Estimated counts during the past three months for each of the seven substances are plotted in Figure 1. The trajectories for cocaine use in the in-person and telephone conditions are fairly flat, showing the positive time by intervention slope coefficient is due more to a decrease over time in the trajectory of the delayed condition. The fairly large baseline differences in substance use counts relative to trajectories over time are consistent with earlier findings (4), which found the delayed condition to be more sexually risky at baseline compared to the in-person and telephone conditions.
Outcome analyses examining the impact of a prevention case management intervention for YPLH demonstrated very different results when a two-step analytic procedure was implemented. In contrast to the findings with random linear regression models, we were able to examine the impact of the intervention of seven specific classes of drugs (cocaine, crack, heroin, inhalants, marijuana, methamphetamine, and stimulants). The binomial outcomes of use/non-use were not significantly reduced in the intervention condition: there were significant increases over time in the use of marijuana, methamphetamine, and stimulants over the course of the study (regardless of intervention status) and a significant increase in the in-person case management intervention of crack use. These findings are consistent with developmental patterns in substance abuse for young adults, particularly those with a history of drug abuse. Rates of substance abuse increase until the early 20s (11, 12).
When we examined the impact of intervention condition on the frequency of use among users, we found significant relationships between reductions in use and the intervention condition.

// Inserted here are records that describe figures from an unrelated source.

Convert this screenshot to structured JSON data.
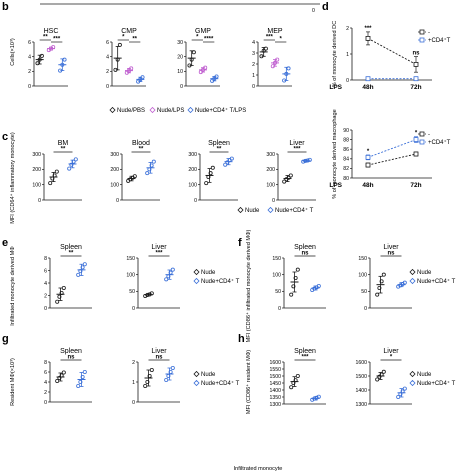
{
  "figure": {
    "bottom_label": "Infiltrated monocyte",
    "top_mid_tick": "0"
  },
  "colors": {
    "nude": "#1a1a1a",
    "cd4": "#3a6fd8",
    "nude_lps": "#c060d0"
  },
  "chart_data": [
    {
      "panel": "b",
      "type": "scatter",
      "ylabel": "Cells(×10³)",
      "legend": [
        "Nude/PBS",
        "Nude/LPS",
        "Nude+CD4⁺ T/LPS"
      ],
      "subplots": [
        {
          "title": "HSC",
          "ylim": [
            0,
            6
          ],
          "yticks": [
            "0",
            "2",
            "4",
            "6"
          ],
          "groups": [
            {
              "mean": 3.6,
              "sd": 0.6,
              "pts": [
                3.1,
                3.6,
                4.1
              ]
            },
            {
              "mean": 5.1,
              "sd": 0.2,
              "pts": [
                4.9,
                5.1,
                5.3
              ]
            },
            {
              "mean": 2.9,
              "sd": 0.8,
              "pts": [
                2.1,
                2.9,
                3.6
              ]
            }
          ],
          "sig": [
            {
              "a": 0,
              "b": 1,
              "text": "**"
            },
            {
              "a": 1,
              "b": 2,
              "text": "***"
            }
          ]
        },
        {
          "title": "CMP",
          "ylim": [
            0,
            6
          ],
          "yticks": [
            "0",
            "2",
            "4",
            "6"
          ],
          "groups": [
            {
              "mean": 3.8,
              "sd": 1.6,
              "pts": [
                2.2,
                3.6,
                5.6
              ]
            },
            {
              "mean": 2.1,
              "sd": 0.3,
              "pts": [
                1.8,
                2.1,
                2.4
              ]
            },
            {
              "mean": 0.9,
              "sd": 0.3,
              "pts": [
                0.6,
                0.9,
                1.2
              ]
            }
          ],
          "sig": [
            {
              "a": 0,
              "b": 1,
              "text": "*"
            },
            {
              "a": 1,
              "b": 2,
              "text": "**"
            }
          ]
        },
        {
          "title": "GMP",
          "ylim": [
            0,
            30
          ],
          "yticks": [
            "0",
            "10",
            "20",
            "30"
          ],
          "groups": [
            {
              "mean": 19,
              "sd": 5,
              "pts": [
                14,
                18,
                23
              ]
            },
            {
              "mean": 11,
              "sd": 1.5,
              "pts": [
                9.5,
                11,
                12.5
              ]
            },
            {
              "mean": 5,
              "sd": 1.5,
              "pts": [
                3.5,
                5,
                6.5
              ]
            }
          ],
          "sig": [
            {
              "a": 0,
              "b": 1,
              "text": "*"
            },
            {
              "a": 1,
              "b": 2,
              "text": "****"
            }
          ]
        },
        {
          "title": "MEP",
          "ylim": [
            0,
            4
          ],
          "yticks": [
            "0",
            "1",
            "2",
            "3",
            "4"
          ],
          "groups": [
            {
              "mean": 3.1,
              "sd": 0.4,
              "pts": [
                2.7,
                3.2,
                3.4
              ]
            },
            {
              "mean": 2.1,
              "sd": 0.3,
              "pts": [
                1.8,
                2.1,
                2.4
              ]
            },
            {
              "mean": 1.1,
              "sd": 0.6,
              "pts": [
                0.5,
                1.1,
                1.6
              ]
            }
          ],
          "sig": [
            {
              "a": 0,
              "b": 1,
              "text": "***"
            },
            {
              "a": 1,
              "b": 2,
              "text": "*"
            }
          ]
        }
      ]
    },
    {
      "panel": "c",
      "type": "scatter",
      "ylabel": "MFI (CD64⁺ inflammatory monocyte)",
      "legend": [
        "Nude",
        "Nude+CD4⁺ T"
      ],
      "subplots": [
        {
          "title": "BM",
          "ylim": [
            0,
            300
          ],
          "yticks": [
            "0",
            "100",
            "200",
            "300"
          ],
          "groups": [
            {
              "mean": 150,
              "sd": 30,
              "pts": [
                110,
                140,
                160,
                185
              ]
            },
            {
              "mean": 235,
              "sd": 25,
              "pts": [
                205,
                230,
                250,
                265
              ]
            }
          ],
          "sig": [
            {
              "a": 0,
              "b": 1,
              "text": "**"
            }
          ]
        },
        {
          "title": "Blood",
          "ylim": [
            0,
            300
          ],
          "yticks": [
            "0",
            "100",
            "200",
            "300"
          ],
          "groups": [
            {
              "mean": 140,
              "sd": 15,
              "pts": [
                125,
                135,
                145,
                155
              ]
            },
            {
              "mean": 210,
              "sd": 35,
              "pts": [
                175,
                200,
                225,
                250
              ]
            }
          ],
          "sig": [
            {
              "a": 0,
              "b": 1,
              "text": "**"
            }
          ]
        },
        {
          "title": "Spleen",
          "ylim": [
            0,
            300
          ],
          "yticks": [
            "0",
            "100",
            "200",
            "300"
          ],
          "groups": [
            {
              "mean": 160,
              "sd": 45,
              "pts": [
                110,
                150,
                175,
                210
              ]
            },
            {
              "mean": 250,
              "sd": 20,
              "pts": [
                230,
                245,
                260,
                270
              ]
            }
          ],
          "sig": [
            {
              "a": 0,
              "b": 1,
              "text": "**"
            }
          ]
        },
        {
          "title": "Liver",
          "ylim": [
            0,
            300
          ],
          "yticks": [
            "0",
            "100",
            "200",
            "300"
          ],
          "groups": [
            {
              "mean": 140,
              "sd": 20,
              "pts": [
                120,
                135,
                145,
                160
              ]
            },
            {
              "mean": 255,
              "sd": 6,
              "pts": [
                250,
                255,
                258,
                262
              ]
            }
          ],
          "sig": [
            {
              "a": 0,
              "b": 1,
              "text": "***"
            }
          ]
        }
      ]
    },
    {
      "panel": "d",
      "type": "line",
      "subplots": [
        {
          "ylabel": "% of monocyte derived DC",
          "ylim": [
            0,
            2
          ],
          "yticks": [
            "0",
            "1",
            "2"
          ],
          "x": [
            "48h",
            "72h"
          ],
          "xlabel": "LPS",
          "series": [
            {
              "name": "-",
              "y": [
                1.6,
                0.6
              ],
              "sd": [
                0.25,
                0.3
              ]
            },
            {
              "name": "+CD4⁺T",
              "y": [
                0.05,
                0.05
              ],
              "sd": [
                0.05,
                0.05
              ]
            }
          ],
          "sig": [
            "***",
            "ns"
          ]
        },
        {
          "ylabel": "% of monocyte derived macrophage",
          "ylim": [
            80,
            90
          ],
          "yticks": [
            "80",
            "82",
            "84",
            "86",
            "88",
            "90"
          ],
          "x": [
            "48h",
            "72h"
          ],
          "xlabel": "LPS",
          "series": [
            {
              "name": "-",
              "y": [
                82.7,
                85.0
              ],
              "sd": [
                0.4,
                0.4
              ]
            },
            {
              "name": "+CD4⁺T",
              "y": [
                84.3,
                88.0
              ],
              "sd": [
                0.5,
                0.6
              ]
            }
          ],
          "sig": [
            "*",
            "*"
          ]
        }
      ]
    },
    {
      "panel": "e",
      "type": "scatter",
      "ylabel": "Infiltrated monocyte derived MΦ",
      "legend": [
        "Nude",
        "Nude+CD4⁺ T"
      ],
      "subplots": [
        {
          "title": "Spleen",
          "ylim": [
            0,
            8
          ],
          "yticks": [
            "0",
            "2",
            "4",
            "6",
            "8"
          ],
          "groups": [
            {
              "mean": 2.2,
              "sd": 1.0,
              "pts": [
                1.0,
                1.8,
                2.4,
                3.2
              ]
            },
            {
              "mean": 6.1,
              "sd": 0.9,
              "pts": [
                5.3,
                5.9,
                6.5,
                7.0
              ]
            }
          ],
          "sig": [
            {
              "a": 0,
              "b": 1,
              "text": "**"
            }
          ]
        },
        {
          "title": "Liver",
          "ylim": [
            0,
            150
          ],
          "yticks": [
            "0",
            "50",
            "100",
            "150"
          ],
          "groups": [
            {
              "mean": 40,
              "sd": 4,
              "pts": [
                36,
                39,
                41,
                44
              ]
            },
            {
              "mean": 100,
              "sd": 14,
              "pts": [
                86,
                95,
                106,
                115
              ]
            }
          ],
          "sig": [
            {
              "a": 0,
              "b": 1,
              "text": "***"
            }
          ]
        }
      ]
    },
    {
      "panel": "f",
      "type": "scatter",
      "ylabel": "MFI (CD86⁺ infiltrated monocyte derived MΦ)",
      "legend": [
        "Nude",
        "Nude+CD4⁺ T"
      ],
      "subplots": [
        {
          "title": "Spleen",
          "ylim": [
            0,
            150
          ],
          "yticks": [
            "0",
            "50",
            "100",
            "150"
          ],
          "groups": [
            {
              "mean": 78,
              "sd": 30,
              "pts": [
                40,
                65,
                90,
                115
              ]
            },
            {
              "mean": 60,
              "sd": 6,
              "pts": [
                54,
                58,
                62,
                66
              ]
            }
          ],
          "sig": [
            {
              "a": 0,
              "b": 1,
              "text": "ns"
            }
          ]
        },
        {
          "title": "Liver",
          "ylim": [
            0,
            150
          ],
          "yticks": [
            "0",
            "50",
            "100",
            "150"
          ],
          "groups": [
            {
              "mean": 70,
              "sd": 25,
              "pts": [
                40,
                60,
                80,
                100
              ]
            },
            {
              "mean": 70,
              "sd": 6,
              "pts": [
                64,
                68,
                72,
                76
              ]
            }
          ],
          "sig": [
            {
              "a": 0,
              "b": 1,
              "text": "ns"
            }
          ]
        }
      ]
    },
    {
      "panel": "g",
      "type": "scatter",
      "ylabel": "Resident MΦ(×10³)",
      "legend": [
        "Nude",
        "Nude+CD4⁺ T"
      ],
      "subplots": [
        {
          "title": "Spleen",
          "ylim": [
            0,
            8
          ],
          "yticks": [
            "0",
            "2",
            "4",
            "6",
            "8"
          ],
          "groups": [
            {
              "mean": 5.0,
              "sd": 0.8,
              "pts": [
                4.2,
                4.8,
                5.3,
                5.9
              ]
            },
            {
              "mean": 4.5,
              "sd": 1.4,
              "pts": [
                3.2,
                4.0,
                5.0,
                6.0
              ]
            }
          ],
          "sig": [
            {
              "a": 0,
              "b": 1,
              "text": "ns"
            }
          ]
        },
        {
          "title": "Liver",
          "ylim": [
            0,
            2
          ],
          "yticks": [
            "0",
            "1",
            "2"
          ],
          "groups": [
            {
              "mean": 1.2,
              "sd": 0.4,
              "pts": [
                0.8,
                1.0,
                1.3,
                1.6
              ]
            },
            {
              "mean": 1.4,
              "sd": 0.3,
              "pts": [
                1.1,
                1.3,
                1.5,
                1.7
              ]
            }
          ],
          "sig": [
            {
              "a": 0,
              "b": 1,
              "text": "ns"
            }
          ]
        }
      ]
    },
    {
      "panel": "h",
      "type": "scatter",
      "ylabel": "MFI (CD86⁺ resident MΦ)",
      "legend": [
        "Nude",
        "Nude+CD4⁺ T"
      ],
      "subplots": [
        {
          "title": "Spleen",
          "ylim": [
            1300,
            1600
          ],
          "yticks": [
            "1300",
            "1350",
            "1400",
            "1450",
            "1500",
            "1550",
            "1600"
          ],
          "groups": [
            {
              "mean": 1460,
              "sd": 35,
              "pts": [
                1420,
                1450,
                1470,
                1500
              ]
            },
            {
              "mean": 1340,
              "sd": 12,
              "pts": [
                1330,
                1338,
                1345,
                1352
              ]
            }
          ],
          "sig": [
            {
              "a": 0,
              "b": 1,
              "text": "***"
            }
          ]
        },
        {
          "title": "Liver",
          "ylim": [
            1300,
            1600
          ],
          "yticks": [
            "1300",
            "1400",
            "1500",
            "1600"
          ],
          "groups": [
            {
              "mean": 1500,
              "sd": 25,
              "pts": [
                1475,
                1495,
                1510,
                1530
              ]
            },
            {
              "mean": 1380,
              "sd": 30,
              "pts": [
                1350,
                1370,
                1390,
                1410
              ]
            }
          ],
          "sig": [
            {
              "a": 0,
              "b": 1,
              "text": "*"
            }
          ]
        }
      ]
    }
  ]
}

Both the telephone and the in-person condition significantly reduced crack, marijuana, and methamphetamines compared to the delayed condition. Reductions were also seen for heroin and stimulants in the telephone condition and for inhalants in the in-person condition compared to the delayed condition. However, cocaine use was significantly lower among young people in the delayed control condition compared to the intervention condition. These findings favor the intervention condition for five of seven drugs. There is no clear explanation for the increase in cocaine use among those in the intervention condition compared to the delayed condition. Future research will have to examine this unexpected outcome.
The methodology for reanalyzing these results has the potential to redirect analyses of substance abuse outcomes for many intervention trials. The zero-inflation problem in the distribution of substance abuse is common. Changing from a user to a non-user is different from reducing frequency of use. ZIP analyses are common in biomedical research (7, 13–15). While they have been used in substance abuse research (16, 17), they are underutilized. We encourage experimentation by other researchers in the future.
This research was supported by Grant R01 DA-07903 from the National Institute on Drug Abuse.